Sunday, January 19, 2014

"Cuts Both Ways: Racial Coding in the Blade Movies" By Nalo Hopkinson

I've seen both Blade movies now. The premise is that there are now two humanoid races in the world; humans and vampires. The vampires prey on the humans, and if a human gets bitten by a vampire, s/he becomes a vampire, if they don't die outright. Kind of an interspecies one-drop rule. Once you try Drac, you can never go back.

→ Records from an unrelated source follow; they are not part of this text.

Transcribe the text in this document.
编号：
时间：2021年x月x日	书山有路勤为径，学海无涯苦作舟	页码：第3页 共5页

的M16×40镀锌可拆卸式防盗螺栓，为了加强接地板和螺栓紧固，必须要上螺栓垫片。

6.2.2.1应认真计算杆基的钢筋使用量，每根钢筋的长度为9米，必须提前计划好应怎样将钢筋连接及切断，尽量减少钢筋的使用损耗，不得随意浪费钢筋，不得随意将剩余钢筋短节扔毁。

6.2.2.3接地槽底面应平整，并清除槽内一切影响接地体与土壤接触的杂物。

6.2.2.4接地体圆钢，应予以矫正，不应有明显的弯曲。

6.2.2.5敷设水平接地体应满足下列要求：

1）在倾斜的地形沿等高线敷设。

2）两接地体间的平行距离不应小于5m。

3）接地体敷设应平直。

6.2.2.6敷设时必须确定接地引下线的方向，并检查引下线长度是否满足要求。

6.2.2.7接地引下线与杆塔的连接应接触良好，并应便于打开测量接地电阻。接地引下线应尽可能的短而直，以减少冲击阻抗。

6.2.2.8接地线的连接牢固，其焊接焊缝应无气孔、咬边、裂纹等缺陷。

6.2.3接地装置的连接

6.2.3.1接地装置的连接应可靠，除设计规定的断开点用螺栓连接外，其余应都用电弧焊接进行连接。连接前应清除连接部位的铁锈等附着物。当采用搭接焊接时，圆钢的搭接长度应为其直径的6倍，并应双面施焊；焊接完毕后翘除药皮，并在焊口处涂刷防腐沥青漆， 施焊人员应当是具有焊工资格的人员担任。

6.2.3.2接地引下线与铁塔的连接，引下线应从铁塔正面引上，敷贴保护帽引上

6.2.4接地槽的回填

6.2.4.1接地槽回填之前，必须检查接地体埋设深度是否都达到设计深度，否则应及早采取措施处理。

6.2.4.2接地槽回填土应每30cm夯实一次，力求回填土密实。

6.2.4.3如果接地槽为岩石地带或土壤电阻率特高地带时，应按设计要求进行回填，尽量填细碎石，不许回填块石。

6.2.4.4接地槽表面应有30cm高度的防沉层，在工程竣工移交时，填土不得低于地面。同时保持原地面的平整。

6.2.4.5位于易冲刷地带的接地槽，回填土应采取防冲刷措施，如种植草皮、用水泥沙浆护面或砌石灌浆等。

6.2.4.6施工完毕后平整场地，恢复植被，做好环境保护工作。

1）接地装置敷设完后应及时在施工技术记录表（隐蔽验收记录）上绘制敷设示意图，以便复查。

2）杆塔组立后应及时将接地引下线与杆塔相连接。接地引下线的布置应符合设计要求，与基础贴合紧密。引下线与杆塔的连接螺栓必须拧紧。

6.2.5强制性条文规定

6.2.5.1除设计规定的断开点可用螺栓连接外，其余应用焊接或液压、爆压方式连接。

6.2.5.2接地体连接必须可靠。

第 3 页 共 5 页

Vampires can only be out at night; they can't stand the bright light of day. But Blade is different. He's the son of a black mother who was bitten by a white vampire while she was pregnant. Blade's a vampire-human mulatto. Unlike a full blood (!) vampire, he can tolerate the both daylight and night. The vampires call him Day-Walker. Blade hates vampires and is trying to kill them all, and to destroy the vampire side of himself. He spends a lot of time trying to discover a serum that will suppress the vampire in him. He has to take the serum regularly, or the vampire side of him starts to break through. In the first film, "vampire" gets coded as "black" and "human" as "white." The film makes explicit jokes about Blade being an Uncle Tom; it's right there in the dialogue. The serum is administered intravenously, and Blade goes through a total junkie enactment when he self-administers the serum; ties a vein up, injects himself, has a bit of a fit, trembles and shakes, nods off for awhile. Made even more interesting by the fact that he's played by a black man, the junkie imagery being a popular way of portraying black men in film and television.